À Taiwan en 2021, en pleine pénurie, le gouvernement avait dans un premier temps choisi de rationner l’eau pour plusieurs millions de personnes afin de prioriser le fonctionnement des usines de micro-processeurs, très demandeuses en eau. Ces arbitrages sont-ils anticipés par les territoires français ?

Certains territoires ont déjà vécu des pénuries et ont donc déjà eu à arbitrer entre différents usages de l’eau. Avec ce qui nous attend, la question à laquelle répondre est la suivante : comment définir quels usages sont prioritaires ? Chez Auxilia, on pense que les territoires doivent avoir voix au chapitre en matière de gestion de l’eau. L’État a un rôle à jouer pour leur donner les moyens nécessaires d’organiser cette discussion démocratique, qui pourrait se déployer à différentes échelles : bassins hydrographiques, bassins versants, nappes phréatiques, etc.

Justement, on a beaucoup parlé de « biorégions » ces dernières années, qui s’articuleraient autour des bassins versants. Quel regard porter sur un tel redécoupage administratif du pays autour de l’eau ?

Ces réflexions sont évidemment très intéressantes parce qu’un découpage administratif en lien avec le fonctionnement naturel des écosystèmes aurait du sens du point de vue écologique. C’est un futur possible qui soulève d’importantes questions. Par exemple, si on se retrouve sur une biorégion en déficit d’eau, cela veut dire qu’on dépend des biorégions voisines.
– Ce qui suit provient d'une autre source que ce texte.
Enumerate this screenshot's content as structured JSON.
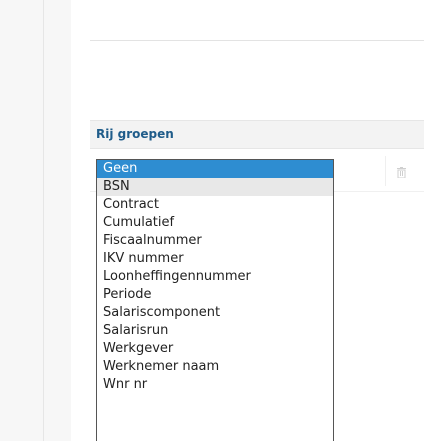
{
  "panel": {
    "title": "Rij groepen"
  },
  "icons": {
    "delete": "trash-icon"
  },
  "dropdown": {
    "selected": "Geen",
    "options": [
      "Geen",
      "BSN",
      "Contract",
      "Cumulatief",
      "Fiscaalnummer",
      "IKV nummer",
      "Loonheffingennummer",
      "Periode",
      "Salariscomponent",
      "Salarisrun",
      "Werkgever",
      "Werknemer naam",
      "Wnr nr"
    ]
  },
  "colors": {
    "header_text": "#1f5c8a",
    "selected_bg": "#2e8dd1",
    "hover_bg": "#e8e8e8"
  }
}
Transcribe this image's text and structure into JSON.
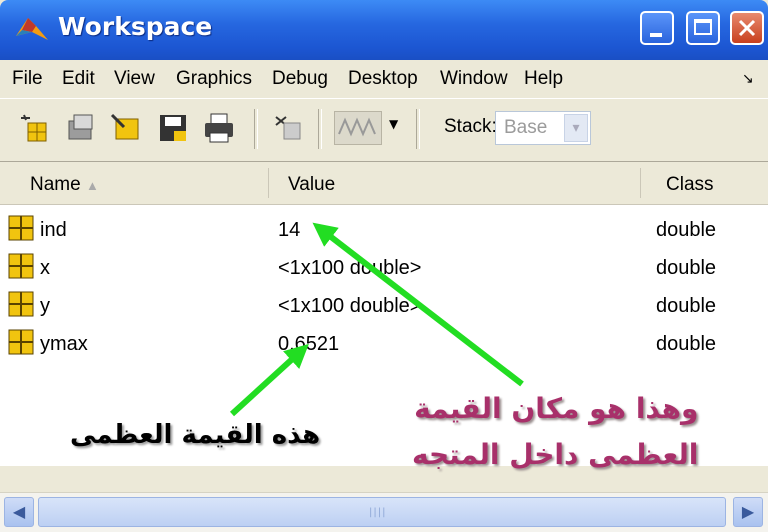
{
  "window": {
    "title": "Workspace"
  },
  "menu": [
    "File",
    "Edit",
    "View",
    "Graphics",
    "Debug",
    "Desktop",
    "Window",
    "Help"
  ],
  "toolbar": {
    "tools": [
      "new-variable-icon",
      "open-variable-icon",
      "import-data-icon",
      "save-icon",
      "print-icon",
      "delete-icon",
      "plot-icon",
      "plot-dropdown-icon"
    ],
    "stack_label": "Stack:",
    "stack_value": "Base"
  },
  "columns": {
    "name": "Name",
    "value": "Value",
    "class": "Class"
  },
  "variables": [
    {
      "name": "ind",
      "value": "14",
      "class": "double"
    },
    {
      "name": "x",
      "value": "<1x100 double>",
      "class": "double"
    },
    {
      "name": "y",
      "value": "<1x100 double>",
      "class": "double"
    },
    {
      "name": "ymax",
      "value": "0.6521",
      "class": "double"
    }
  ],
  "annotations": {
    "max_location_line1": "وهذا هو مكان القيمة",
    "max_location_line2": "العظمى داخل المتجه",
    "max_value": "هذه القيمة العظمى"
  },
  "colors": {
    "titlebar": "#2667e0",
    "arrow": "#22dd22",
    "annotation_text": "#a8306a",
    "var_icon": "#f1c40f"
  }
}
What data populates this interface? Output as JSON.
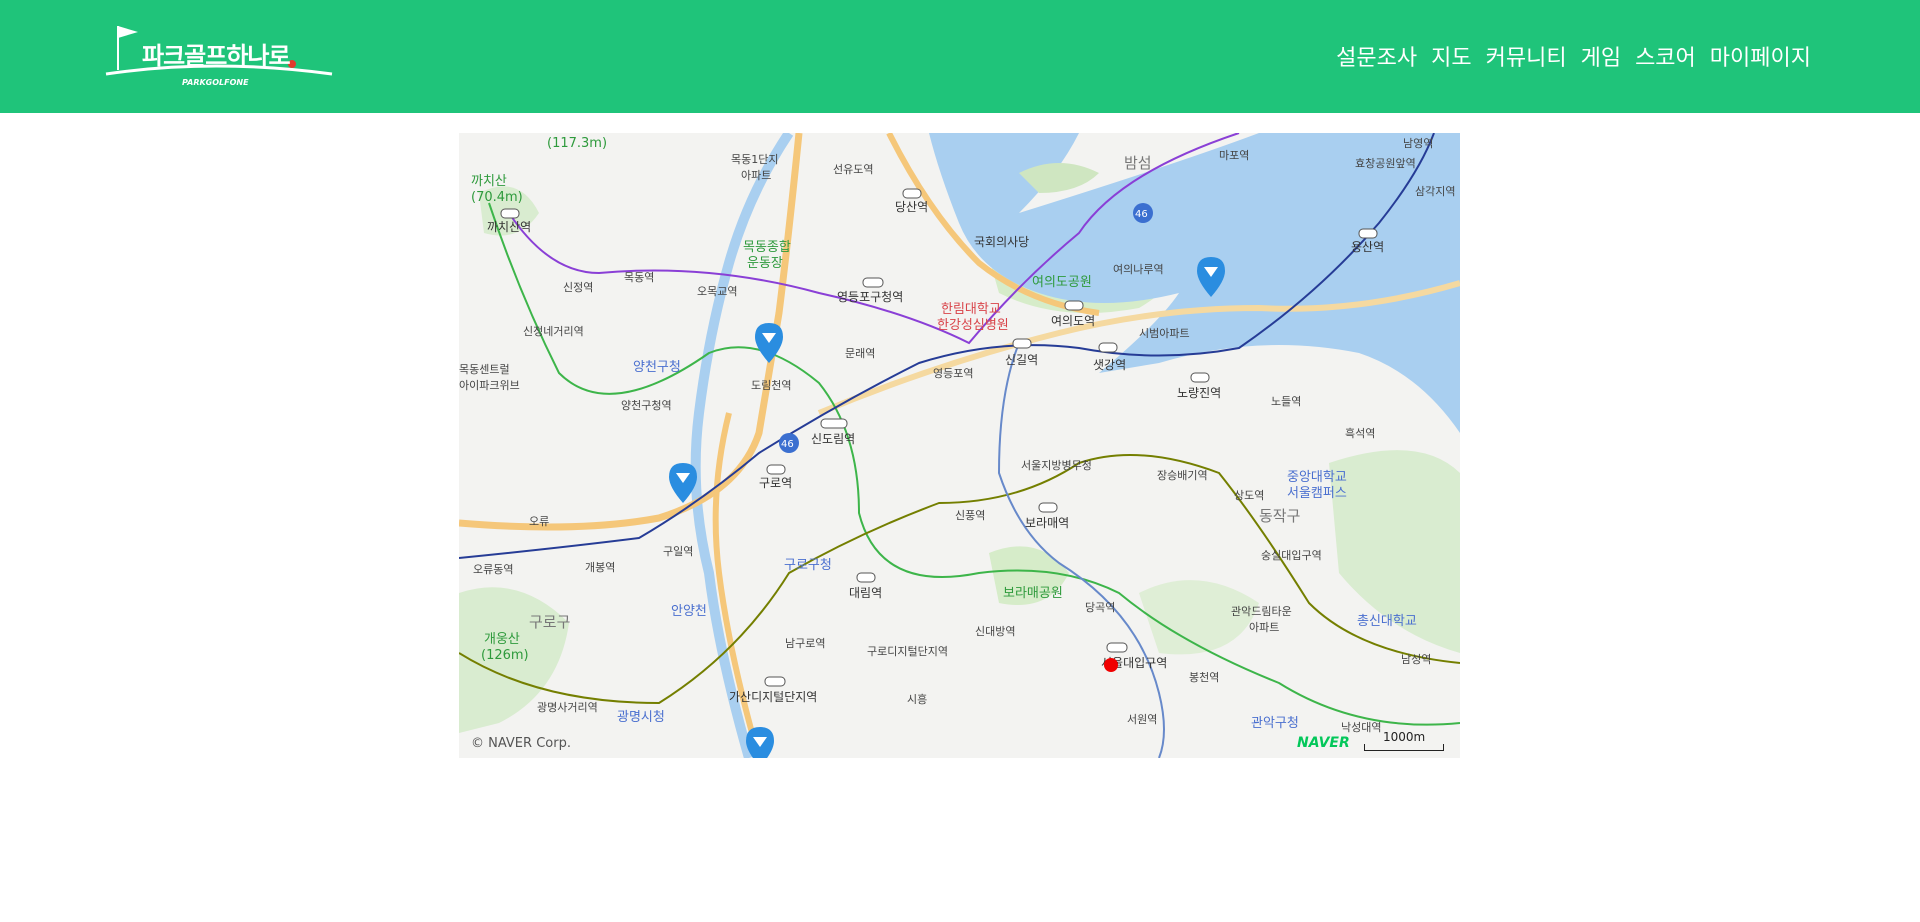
{
  "brand": {
    "name": "파크골프하나로",
    "subtitle": "PARKGOLFONE"
  },
  "nav": {
    "items": [
      "설문조사",
      "지도",
      "커뮤니티",
      "게임",
      "스코어",
      "마이페이지"
    ]
  },
  "map": {
    "copyright": "© NAVER Corp.",
    "provider": "NAVER",
    "scale": "1000m",
    "labels": {
      "river": "밤섬",
      "route_46": "46",
      "park_yeouido": "여의도공원",
      "park_boramae": "보라매공원",
      "mountain_kkachi": "까치산",
      "mountain_kkachi_height": "(70.4m)",
      "mountain_top_height": "(117.3m)",
      "mountain_gaeung": "개웅산",
      "mountain_gaeung_height": "(126m)",
      "district_guro": "구로구",
      "district_dongjak": "동작구",
      "stream_anyang": "안양천",
      "apt_mokdong": "목동1단지",
      "apt_mokdong2": "아파트",
      "stadium": "목동종합",
      "stadium2": "운동장",
      "national_assembly": "국회의사당",
      "hospital": "한림대학교",
      "hospital2": "한강성심병원",
      "cityapt": "시범아파트",
      "yangcheon_office": "양천구청",
      "guro_office": "구로구청",
      "gwangmyeong_office": "광명시청",
      "mokdong_central": "목동센트럴",
      "mokdong_central2": "아이파크위브",
      "cau": "중앙대학교",
      "cau2": "서울캠퍼스",
      "gwanak_apt": "관악드림타운",
      "gwanak_apt2": "아파트",
      "gwanak_office": "관악구청",
      "chongshin": "총신대학교",
      "military": "서울지방병무청",
      "gasan": "가산디지털단지역",
      "ic_oryu": "오류",
      "ic_siheung": "시흥",
      "stations": [
        "까치산역",
        "신정역",
        "목동역",
        "오목교역",
        "영등포구청역",
        "당산역",
        "선유도역",
        "여의나루역",
        "여의도역",
        "신길역",
        "샛강역",
        "노량진역",
        "노들역",
        "흑석역",
        "문래역",
        "영등포역",
        "도림천역",
        "신도림역",
        "구로역",
        "구일역",
        "개봉역",
        "오류동역",
        "신정네거리역",
        "양천구청역",
        "대림역",
        "신풍역",
        "보라매역",
        "장승배기역",
        "상도역",
        "숭실대입구역",
        "당곡역",
        "신대방역",
        "구로디지털단지역",
        "남구로역",
        "봉천역",
        "서원역",
        "낙성대역",
        "광명사거리역",
        "효창공원앞역",
        "용산역",
        "남영역",
        "삼각지역",
        "마포역",
        "남성역",
        "서울대입구역"
      ]
    }
  }
}
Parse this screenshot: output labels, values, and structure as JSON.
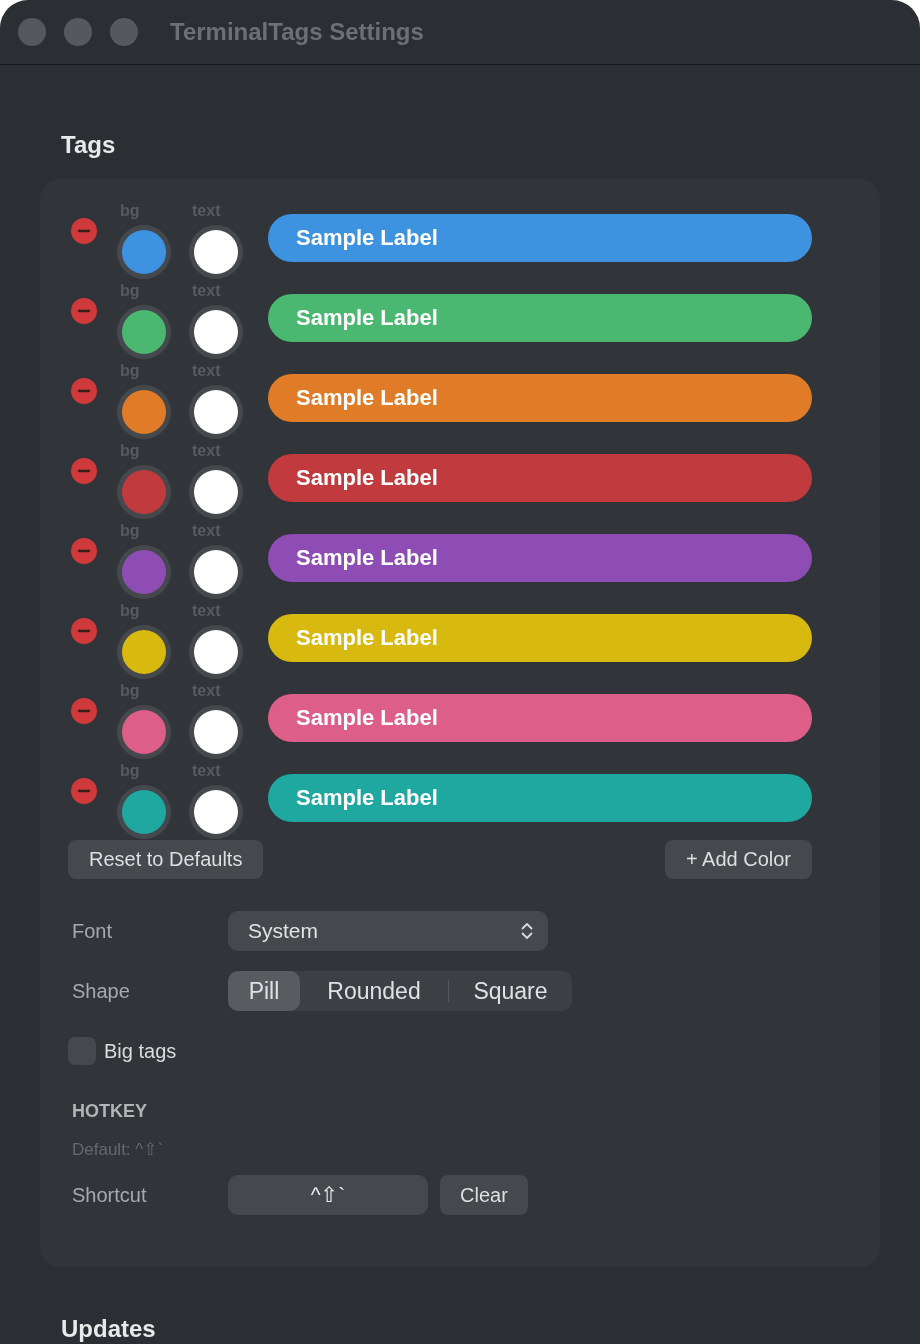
{
  "window": {
    "title": "TerminalTags Settings"
  },
  "tags_section": {
    "heading": "Tags",
    "tags": [
      {
        "bg_well": {
          "label": "bg",
          "color": "#3d93df"
        },
        "text_well": {
          "label": "text",
          "color": "#ffffff"
        },
        "label": "Sample Label"
      },
      {
        "bg_well": {
          "label": "bg",
          "color": "#4bb872"
        },
        "text_well": {
          "label": "text",
          "color": "#ffffff"
        },
        "label": "Sample Label"
      },
      {
        "bg_well": {
          "label": "bg",
          "color": "#e07c28"
        },
        "text_well": {
          "label": "text",
          "color": "#ffffff"
        },
        "label": "Sample Label"
      },
      {
        "bg_well": {
          "label": "bg",
          "color": "#c13a3d"
        },
        "text_well": {
          "label": "text",
          "color": "#ffffff"
        },
        "label": "Sample Label"
      },
      {
        "bg_well": {
          "label": "bg",
          "color": "#8e4db4"
        },
        "text_well": {
          "label": "text",
          "color": "#ffffff"
        },
        "label": "Sample Label"
      },
      {
        "bg_well": {
          "label": "bg",
          "color": "#d8b90f"
        },
        "text_well": {
          "label": "text",
          "color": "#ffffff"
        },
        "label": "Sample Label"
      },
      {
        "bg_well": {
          "label": "bg",
          "color": "#dd5f89"
        },
        "text_well": {
          "label": "text",
          "color": "#ffffff"
        },
        "label": "Sample Label"
      },
      {
        "bg_well": {
          "label": "bg",
          "color": "#1fa8a0"
        },
        "text_well": {
          "label": "text",
          "color": "#ffffff"
        },
        "label": "Sample Label"
      }
    ],
    "reset_button": "Reset to Defaults",
    "add_button": "+ Add Color",
    "font": {
      "label": "Font",
      "value": "System"
    },
    "shape": {
      "label": "Shape",
      "options": [
        {
          "label": "Pill",
          "selected": true
        },
        {
          "label": "Rounded",
          "selected": false
        },
        {
          "label": "Square",
          "selected": false
        }
      ]
    },
    "big_tags": {
      "label": "Big tags",
      "checked": false
    },
    "hotkey": {
      "heading": "HOTKEY",
      "default_hint": "Default: ^⇧`",
      "label": "Shortcut",
      "value": "^⇧`",
      "clear_button": "Clear"
    }
  },
  "updates_section": {
    "heading": "Updates"
  }
}
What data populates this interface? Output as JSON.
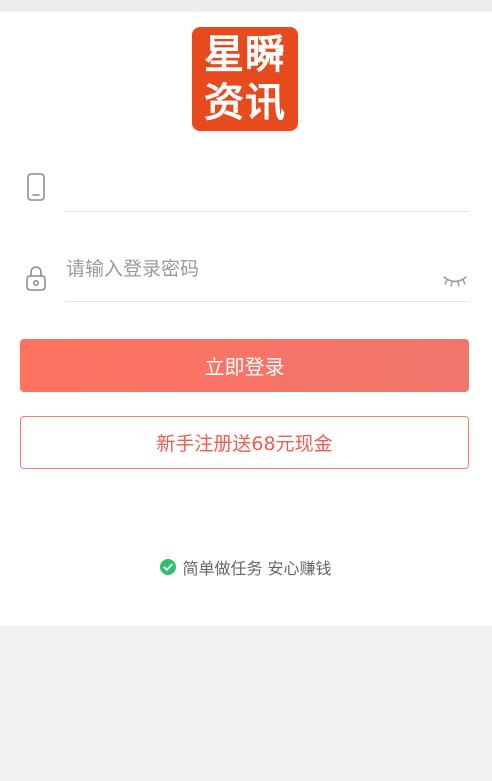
{
  "logo": {
    "line1": "星瞬",
    "line2": "资讯",
    "color": "#e64a1d"
  },
  "form": {
    "phone": {
      "icon": "phone-icon",
      "value": "",
      "placeholder": ""
    },
    "password": {
      "icon": "lock-icon",
      "placeholder": "请输入登录密码",
      "toggle_icon": "eye-closed-icon"
    }
  },
  "buttons": {
    "login_label": "立即登录",
    "register_label": "新手注册送68元现金"
  },
  "footer": {
    "icon": "check-circle-icon",
    "slogan": "简单做任务 安心赚钱"
  },
  "colors": {
    "accent": "#f5705f",
    "register_text": "#ef5d50",
    "check": "#2fbf71"
  }
}
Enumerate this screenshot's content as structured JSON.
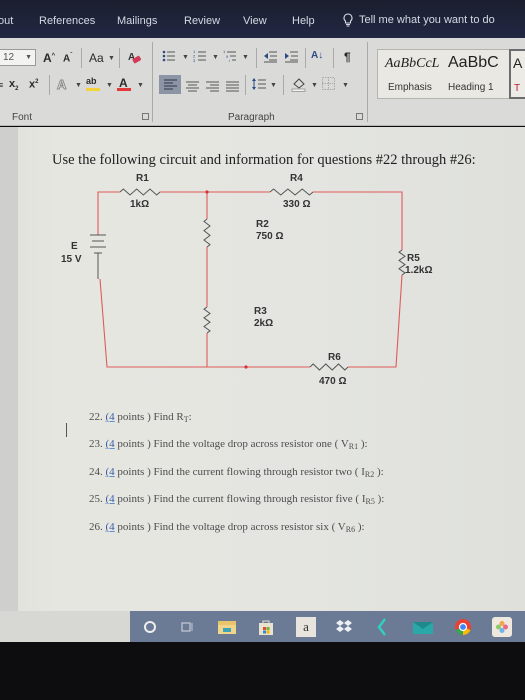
{
  "ribbon_tabs": [
    "out",
    "References",
    "Mailings",
    "Review",
    "View",
    "Help"
  ],
  "tell_me": {
    "icon": "lightbulb-icon",
    "placeholder": "Tell me what you want to do"
  },
  "font_group": {
    "font_size": "12",
    "grow_font": "A",
    "shrink_font": "A",
    "change_case": "Aa",
    "subscript": "x",
    "superscript": "x",
    "text_effects": "A",
    "highlight": "ab",
    "font_color": "A",
    "label": "Font"
  },
  "paragraph_group": {
    "pilcrow": "¶",
    "sort": "A↓",
    "label": "Paragraph"
  },
  "styles": [
    {
      "sample": "AaBbCcL",
      "name": "Emphasis"
    },
    {
      "sample": "AaBbC",
      "name": "Heading 1"
    },
    {
      "sample": "A",
      "name": "T"
    }
  ],
  "document": {
    "heading": "Use the following circuit and information for questions #22 through #26:",
    "circuit": {
      "wire_color": "#e05a5a",
      "source": {
        "name": "E",
        "value": "15 V"
      },
      "resistors": [
        {
          "name": "R1",
          "value": "1kΩ"
        },
        {
          "name": "R2",
          "value": "750 Ω"
        },
        {
          "name": "R3",
          "value": "2kΩ"
        },
        {
          "name": "R4",
          "value": "330 Ω"
        },
        {
          "name": "R5",
          "value": "1.2kΩ"
        },
        {
          "name": "R6",
          "value": "470 Ω"
        }
      ]
    },
    "questions": [
      {
        "num": "22.",
        "points": "(4",
        "rest": " points ) Find R",
        "sub": "T",
        "tail": ":"
      },
      {
        "num": "23.",
        "points": "(4",
        "rest": " points ) Find the voltage drop across resistor one ( V",
        "sub": "R1",
        "tail": " ):"
      },
      {
        "num": "24.",
        "points": "(4",
        "rest": " points ) Find the current flowing through resistor two ( I",
        "sub": "R2",
        "tail": " ):"
      },
      {
        "num": "25.",
        "points": "(4",
        "rest": " points ) Find the current flowing through resistor five ( I",
        "sub": "R5",
        "tail": " ):"
      },
      {
        "num": "26.",
        "points": "(4",
        "rest": " points ) Find the voltage drop across resistor six ( V",
        "sub": "R6",
        "tail": " ):"
      }
    ]
  },
  "taskbar": {
    "items": [
      "cortana-icon",
      "task-view-icon",
      "file-explorer-icon",
      "store-icon",
      "amazon-icon",
      "dropbox-icon",
      "app-icon",
      "mail-icon",
      "chrome-icon",
      "photos-icon"
    ],
    "amazon_letter": "a"
  }
}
Quels principes de solidarité mettre en place entre les bassins ? Certaines biorégions risquent-elles d’être désertées ? D’autres risquent-elles de voir un afflux de population, synonyme de pression sur les écosystèmes, de pollution, d’extraction de ressources, etc. ?

Malgré les difficultés opérationnelles, ces considérations représentent selon moi plutôt une bonne nouvelle : cela signifie que l’accès à l’eau, et les usages qu’on en a, deviennent une question politique et démocratique. On retrouve ce même dynamisme dans le champ juridique : aujourd’hui, de plus en plus de collectifs, sur la Loire, le Rhône, la Garonne ou la Seine, essayent de suivre les innovations néo-zélandaise ou indienne en matière de représentation des fleuves, pour leur donner un statut juridique précis. Là encore, cela pose de nombreuses difficultés intéressantes, notamment sur la question du porte-parole. Qui représente le fleuve ? Qui peut parler en son nom, porter sa parole sans conflit d’intérêt ? Au sein de quelles instances ? Voilà le genre de questions qui nous font face…

Propos recueillis par Bastien Marchand, consultant – Doctorant en redirection écologique.